Titel: Ende einer Welt
Autoren: Claude Anet
Vom Netzwerk:
am Waldesrand.
    Dieses faßte No ins Auge. Es hatte einen breiten
Hals, einen starken Kopf und schon langes Haar. Es glich in jeder
Beziehung dem Pferde, das in der Grotte abgebildet war, und das freute
No. Mehr am Boden kriechend als gehend, Schritt für Schritt,
Zoll um Zoll, arbeitete No sich heran. Aber er war noch zu weit
entfernt. Er mußte Geduld haben und einen günstigen
Zufall abwarten ... Die Ereignisse kamen ihm zu Hilfe. Der Himmel hatte
sich verfinstert. Eine schwere, schwarze Wolke entlud sich
plötzlich. Hagel prasselte nieder. Das erschreckte Fohlen
drängte schutzsuchend unter eine Eiche.
    Das Getöse des auf die Blätter
niederschlagenden Hagels erlaubte No, sich noch einige Schritte zu
nähern. Geschmeidig faßte er den zusammengerollten
Riemen, an dessen Ende ein runder Stein hing. So wenig
Geräusch er auch machte, das Fohlen wurde doch unruhig und
wandte den Kopf. Aber schon war No auf den Beinen und sprang vor. Die
Leine pfiff durch die Luft und wickelte sich um die Hinterbeine des
Tieres, das niederfiel. Die Herde stob auseinander und dachte nicht
daran, dem Gefährten zu helfen.
    No lief zu seiner Beute. Verzweifelt versuchte das Tier, seine
Fesseln zu zerreißen. Mit Hilfe eines zweiten Riemens band er
ihm auch die Vorderfüße. Nach langem, vergeblichem
Widerstand streckte das schöne Füllen
erschöpft seinen Hals auf den Boden und rührte sich
nicht mehr. Seine schweißbedeckten Flanken zitterten noch, und
seine weitgeöffneten Augen waren voll Entsetzen.
    No betrachtete es. Das war kein besiegter Feind, den er vor
sich hatte. Dieses Pferd, das einer Rasse angehörte, die
bisher dem Menschen feindlich war, und ihn seit Ewigkeit geflohen
hatte, würde dank der Unterweisung einer
unvergeßlichen Nacht gezähmt werden. Sie
würden einer neben dem anderen leben, immer ... Nos Herz war
vor Freude geschwellt.

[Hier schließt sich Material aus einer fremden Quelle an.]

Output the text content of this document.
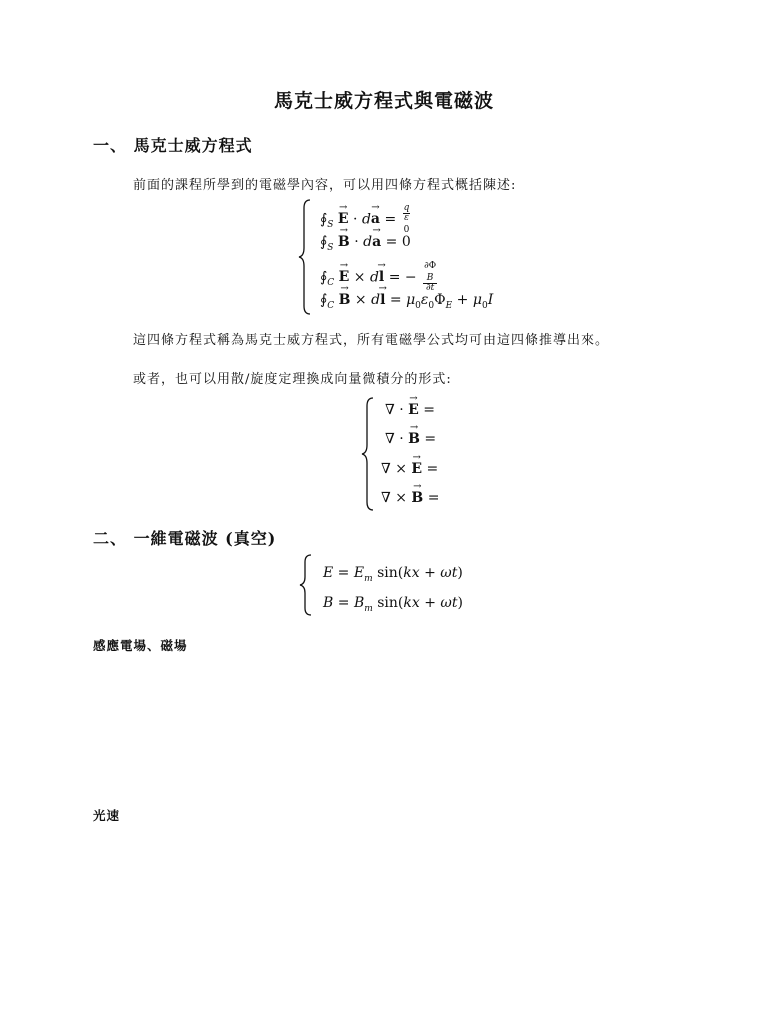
馬克士威方程式與電磁波
一、 馬克士威方程式
前面的課程所學到的電磁學內容，可以用四條方程式概括陳述:
$∮_S \to E \cdot d\to a = q$
ε
$_0$
$∮_S \to B \cdot d\to a = 0$
$∮_C \to E \times d\to l$ = − ∂Φ
$_B$
∂t
$∮_C \to B \times d\to l = \mu_0\varepsilon_0\Phi_E + \mu_0I$
這四條方程式稱為馬克士威方程式，所有電磁學公式均可由這四條推導出來。
或者，也可以用散/旋度定理換成向量微積分的形式:
∇ · → E =
∇ · → B =
∇ × → E =
∇ × → B =
二、 一維電磁波 (真空)
$E = E_m$ sin(kx + ωt)
$B = B_m$ sin(kx + ωt)
感應電場、磁場
光速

In letzter Stunde würde er sein
gedemütigtes, beleidigtes Volk vor dem Untergang bewahren.
    Geräuschlos hockte er neben dem Füllen
nieder, das keinerlei Versuch mehr machte, sich aufzurichten.
    Zwischen den Zähnen pfeifend, um das Fiebern des
Tieres zu besänftigen, das morgen sein Gefährte sein
würde, liebkoste No mit Zärtlichkeit den
schweratmenden Hals des Füllens. Er mußte es sich
noch günstig stimmen, indem er ihm von dem Gras zu fressen
gab, das am Vortage von dem Hüter der heiligen Pferde bereitet
worden war.
    Er hielt es ihm hin.
    Das Fohlen verweigerte es zu berühren.
    No aber ließ seine Hoffnung nicht sinken. Er
würde bleiben, solange es nötig war.
    Die Dunkelheit war hereingebrochen. Kalte, schwarze Nacht
umhüllte Pferd und Mensch, dieses seltsame Paar, das hier
Seite an Seite ruhte. No hatte seine Hand auf den Hals des Tieres
gelegt und fühlte das stürmische Blut unter seinen
Fingern hämmern. Es war ihm, als vermengten sich durch diese
Berührung ihre beiden Leben, als müßten sie
morgen bei Tagesanbruch Freunde geworden sein, um einander niemals mehr
zu verlassen. Und wieviele Tiere hatte er doch schon in seinem Leben
getötet, die gleich diesem gewesen waren, neben dem er jetzt
wie ein Bruder wachte. Aber wie sollte er mit dem Schlag eines Steines
diese Haut zerschneiden, die sich schon vertrauend an ihn lehnte?
    Entrückt durch seine Träumereien blieb No
unempfindlich gegen die beißende Kälte. Er
hörte auch das zögernde Heranschleichen einer
Hyäne nicht, die ganz nahe zu ihnen kam, um Witterung zu
nehmen. Als sie erkannt hatte, daß sie noch lebten, zog sie
sich geräuschlos zurück. Ob die Zeit schnell oder
langsam verging, No wußte es nicht.
    Ein grauer, regnerischer Morgen fand sie beide unbeweglich;
das Füllen vom fortgesetzten Widerstand erschöpft, No
erstarrt durch die eisige Feuchtigkeit. Er erhob sich und riß
einige Büschel Gras aus. Er mengte den magischen Halm unter
sie und hielt dem atemlosen Pferd den Bund hin.
    Das Fohlen nahm die Nahrung, die No ihm bot.
    No zitterte vor innerer Bewegung. Die Eroberung des Pferdes
war jetzt gesichert. Er kniete nieder, und über die
weitgeöffneten Nüstern des halbgezähmten
Tieres gebeugt, flüsterte er unermüdlich die Worte,
die der Weise während der Nacht neben der Höhle des
Stammvaters gesprochen hatte. Er sah diese lebendigen Worte mit seinem
Atem in das Tiefste des vor ihm ausgestreckten Körpers dringen
und den Geist unterjochen, der in ihm wohnte.
    Erschöpft schwieg er endlich.
    Das Fohlen hob den Kopf, aber ohne Zorn.